Sugarland
- Chapter 26 - end - Page 251
Nonoy turned inward once more, and I did, too. The forest was a private place. I thought of Vangie and felt my longing. I thought of deaths and betrayals and unkept promises and humiliations. I felt them deeply; later I would be astonished at how clear and whole my emotions were, not just that night but all those bright days and murky nights. So unlike me. They were never more clear and whole than in the minutes when I lay along the side of the gully. I can be snappish, but I need time to work up a good head of anger. In the forest I had time. I had never hated, never had reason to hate; but in the forest I found reason. All this, with the muted sounds of violence in my ears, murderous and suggestive.

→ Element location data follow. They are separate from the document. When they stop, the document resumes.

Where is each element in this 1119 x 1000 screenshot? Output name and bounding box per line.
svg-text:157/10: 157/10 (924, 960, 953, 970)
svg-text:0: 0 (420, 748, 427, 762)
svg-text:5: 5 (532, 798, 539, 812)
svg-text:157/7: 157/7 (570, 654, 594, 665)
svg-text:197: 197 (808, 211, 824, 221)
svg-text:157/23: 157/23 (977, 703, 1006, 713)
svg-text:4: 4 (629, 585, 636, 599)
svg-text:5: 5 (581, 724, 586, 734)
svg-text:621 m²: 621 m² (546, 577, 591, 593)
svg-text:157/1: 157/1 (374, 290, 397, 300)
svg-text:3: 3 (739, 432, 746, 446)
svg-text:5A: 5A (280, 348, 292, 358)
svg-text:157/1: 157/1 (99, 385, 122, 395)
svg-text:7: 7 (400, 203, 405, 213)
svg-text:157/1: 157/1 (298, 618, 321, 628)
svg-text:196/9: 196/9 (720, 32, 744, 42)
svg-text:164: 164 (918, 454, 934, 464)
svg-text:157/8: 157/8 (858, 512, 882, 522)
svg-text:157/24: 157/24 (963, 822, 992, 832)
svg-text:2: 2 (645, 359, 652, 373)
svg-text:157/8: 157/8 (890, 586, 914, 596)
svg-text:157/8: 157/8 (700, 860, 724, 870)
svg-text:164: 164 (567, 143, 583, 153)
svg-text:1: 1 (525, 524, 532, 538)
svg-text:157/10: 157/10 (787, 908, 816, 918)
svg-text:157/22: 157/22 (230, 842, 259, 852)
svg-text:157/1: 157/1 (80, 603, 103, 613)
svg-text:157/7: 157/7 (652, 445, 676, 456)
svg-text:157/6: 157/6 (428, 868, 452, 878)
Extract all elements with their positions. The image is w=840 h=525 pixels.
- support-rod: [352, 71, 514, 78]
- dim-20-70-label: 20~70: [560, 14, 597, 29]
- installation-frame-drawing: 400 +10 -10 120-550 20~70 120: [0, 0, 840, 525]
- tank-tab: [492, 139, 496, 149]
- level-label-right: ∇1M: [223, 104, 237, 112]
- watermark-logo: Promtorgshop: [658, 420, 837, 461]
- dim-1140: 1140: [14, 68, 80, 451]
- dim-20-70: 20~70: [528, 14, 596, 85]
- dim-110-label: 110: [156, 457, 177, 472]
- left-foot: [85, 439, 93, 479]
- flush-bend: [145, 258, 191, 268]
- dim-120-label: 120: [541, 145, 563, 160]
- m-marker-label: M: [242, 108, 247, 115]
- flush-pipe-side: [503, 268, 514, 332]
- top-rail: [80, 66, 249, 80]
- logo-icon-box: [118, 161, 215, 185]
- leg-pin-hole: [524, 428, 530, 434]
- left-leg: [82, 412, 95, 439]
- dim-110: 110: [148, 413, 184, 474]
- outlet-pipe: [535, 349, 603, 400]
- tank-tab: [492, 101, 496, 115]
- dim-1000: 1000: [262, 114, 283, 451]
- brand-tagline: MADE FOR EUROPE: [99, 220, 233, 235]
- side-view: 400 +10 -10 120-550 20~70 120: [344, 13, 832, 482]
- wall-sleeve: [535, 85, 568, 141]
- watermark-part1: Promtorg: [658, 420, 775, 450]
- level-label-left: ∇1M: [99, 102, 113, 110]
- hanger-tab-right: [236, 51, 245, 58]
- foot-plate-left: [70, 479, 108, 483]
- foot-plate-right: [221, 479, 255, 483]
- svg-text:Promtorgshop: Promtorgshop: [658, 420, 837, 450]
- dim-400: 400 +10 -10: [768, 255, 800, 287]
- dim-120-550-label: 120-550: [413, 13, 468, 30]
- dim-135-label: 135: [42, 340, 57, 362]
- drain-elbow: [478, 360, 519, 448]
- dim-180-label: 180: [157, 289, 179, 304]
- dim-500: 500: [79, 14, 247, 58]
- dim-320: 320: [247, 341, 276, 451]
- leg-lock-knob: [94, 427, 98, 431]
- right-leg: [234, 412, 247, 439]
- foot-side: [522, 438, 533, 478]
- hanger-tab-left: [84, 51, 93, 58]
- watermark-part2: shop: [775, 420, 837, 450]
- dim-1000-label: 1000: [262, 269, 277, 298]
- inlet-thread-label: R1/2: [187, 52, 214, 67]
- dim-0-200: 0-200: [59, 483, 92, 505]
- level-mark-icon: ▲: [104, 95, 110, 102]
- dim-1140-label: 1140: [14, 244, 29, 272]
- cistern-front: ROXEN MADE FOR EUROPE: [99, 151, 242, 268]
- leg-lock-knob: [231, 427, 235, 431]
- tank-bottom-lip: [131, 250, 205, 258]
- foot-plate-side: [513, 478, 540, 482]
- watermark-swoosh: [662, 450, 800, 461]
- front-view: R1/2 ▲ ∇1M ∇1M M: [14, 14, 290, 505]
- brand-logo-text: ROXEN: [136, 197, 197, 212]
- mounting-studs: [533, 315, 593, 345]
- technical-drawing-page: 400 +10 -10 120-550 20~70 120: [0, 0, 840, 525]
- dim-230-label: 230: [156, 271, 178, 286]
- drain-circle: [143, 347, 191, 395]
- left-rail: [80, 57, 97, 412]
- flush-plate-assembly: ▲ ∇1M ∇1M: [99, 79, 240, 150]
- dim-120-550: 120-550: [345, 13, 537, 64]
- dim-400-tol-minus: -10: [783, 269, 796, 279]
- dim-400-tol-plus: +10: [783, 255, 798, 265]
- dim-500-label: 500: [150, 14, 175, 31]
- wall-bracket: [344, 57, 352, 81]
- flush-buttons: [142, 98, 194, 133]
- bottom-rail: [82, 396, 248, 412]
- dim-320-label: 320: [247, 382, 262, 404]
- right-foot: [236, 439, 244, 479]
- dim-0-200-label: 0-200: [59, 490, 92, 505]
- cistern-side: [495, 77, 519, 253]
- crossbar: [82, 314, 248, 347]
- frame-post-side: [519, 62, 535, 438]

Thirty minutes, Penney had said. Maybe—hard to tell. But however long it was in coming, it came sudden and shocking. First it was helicopters, two of them, racketing in from the east. One launched a parachute flare from high above the bungalow. The forest became a black and white mosaic, shadow and light swaying as the flare rocked slowly to earth. The second chopper swung in low overhead, shaking the trees and raining brass shells from the machine gun that fired out of one hatch. It had hardly passed when a T-28 attack plane ripped overhead, bellowing, guns clattering, so low it shook trees and earth.
Through breaks in the forest canopy I watched the helicopters rake slowly back and forth over the battlefield, lacing down tracer streams. The T-28 flew a pendulum path, swooping low to fire, climbing and turning and swooping low again: the sweeping of a scythe. On the ground the firing was scant and suddenly irrelevant.
Dalzell and Penney were up at the edge of the ditch now, whooping and shouting.
“This is the World Series, man, this is goddamn Indy and the Derby.” Dalzell was shaking my shoulders, yelling into my face. “This is the freaking Super Bowl, baby, and we've got sideline passes.”